While there will be other alternatives for the Red Sox if they can't keep Bay, there would be a comfort if he does return, knowing that he can handle the market.
"Well, that and those 37 home runs," said Francona. "There's a lot. That's why other teams want him, too. You know, he plays all the time. He has an understated demeanor. I think he's very aware of what's going on, but he doesn't let it bother him. He's even-keeled and, obviously, very likable.
"There's not much to not like. That's why he's going to get a big contract."
If Bay slips out of Boston's grasp, the Red Sox could intensify their efforts to land another free-agent slugger who plays left field -- Matt Holliday.
Boston could also acquire a right-handed bat to platoon with Jeremy Hermida in left field if it can't keep Bay or sign Holliday.
As the Red Sox continue to monitor the situation in left field, they will also keep their options open on other fronts.
While a blockbuster with the Blue Jays for Roy Halladay was rumored a couple of weeks ago, the Red Sox, according to sources, won't go down that road unless the acquisition cost drops. Much like with Johan Santana two winters ago, Boston won't mortgage its future, even for a pitcher at Halladay's level.
Boston has a starting five of Josh Beckett, Jon Lester, Clay Buchholz, Daisuke Matsuzaka and Tim Wakefield. But Epstein will try to deepen his rotation before the start of Spring Training. Rich Harden, who has a history of injuries but also a gifted right arm, is one intriguing possibility.

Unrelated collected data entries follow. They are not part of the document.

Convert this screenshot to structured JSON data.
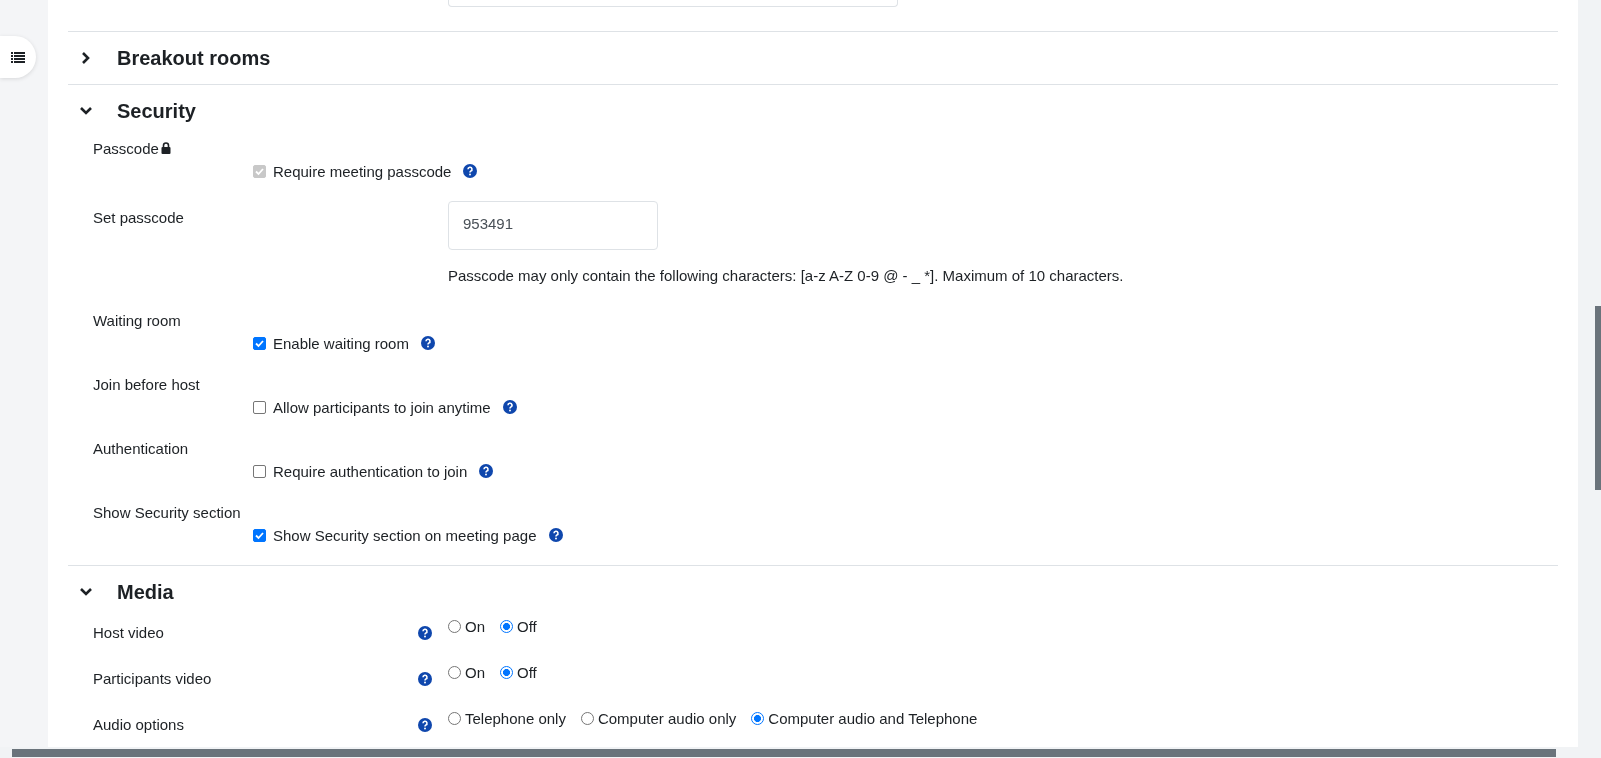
{
  "sections": [
    {
      "title": "Breakout rooms",
      "expanded": false
    },
    {
      "title": "Security",
      "expanded": true,
      "rows": [
        {
          "kind": "checkbox",
          "label": "Passcode",
          "locked": true,
          "option": "Require meeting passcode",
          "checked": true,
          "disabled": true,
          "help": true
        },
        {
          "kind": "text",
          "label": "Set passcode",
          "value": "953491",
          "note": "Passcode may only contain the following characters: [a-z A-Z 0-9 @ - _ *]. Maximum of 10 characters."
        },
        {
          "kind": "checkbox",
          "label": "Waiting room",
          "locked": false,
          "option": "Enable waiting room",
          "checked": true,
          "disabled": false,
          "help": true
        },
        {
          "kind": "checkbox",
          "label": "Join before host",
          "locked": false,
          "option": "Allow participants to join anytime",
          "checked": false,
          "disabled": false,
          "help": true
        },
        {
          "kind": "checkbox",
          "label": "Authentication",
          "locked": false,
          "option": "Require authentication to join",
          "checked": false,
          "disabled": false,
          "help": true
        },
        {
          "kind": "checkbox",
          "label": "Show Security section",
          "locked": false,
          "option": "Show Security section on meeting page",
          "checked": true,
          "disabled": false,
          "help": true
        }
      ]
    },
    {
      "title": "Media",
      "expanded": true,
      "rows": [
        {
          "kind": "radio",
          "label": "Host video",
          "help": true,
          "options": [
            {
              "label": "On",
              "selected": false
            },
            {
              "label": "Off",
              "selected": true
            }
          ]
        },
        {
          "kind": "radio",
          "label": "Participants video",
          "help": true,
          "options": [
            {
              "label": "On",
              "selected": false
            },
            {
              "label": "Off",
              "selected": true
            }
          ]
        },
        {
          "kind": "radio",
          "label": "Audio options",
          "help": true,
          "options": [
            {
              "label": "Telephone only",
              "selected": false
            },
            {
              "label": "Computer audio only",
              "selected": false
            },
            {
              "label": "Computer audio and Telephone",
              "selected": true
            }
          ]
        }
      ]
    }
  ]
}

"We have five starters," Epstein said. "If we had to start the season today, we'd feel good about that, and we have some young pitchers in the upper Minors who could project in the rotation. That said, you always need more than you have and you always need more than you think you need. It would be nice to find a way to add some rotation depth, whether it's now or during the season."
The Red Sox did make a depth move in the bullpen on Monday, signing free-agent reliever Scott Atchison to a one-year non-guaranteed contract that includes options for 2011 and '12. Atchison spent the past two years in Japan.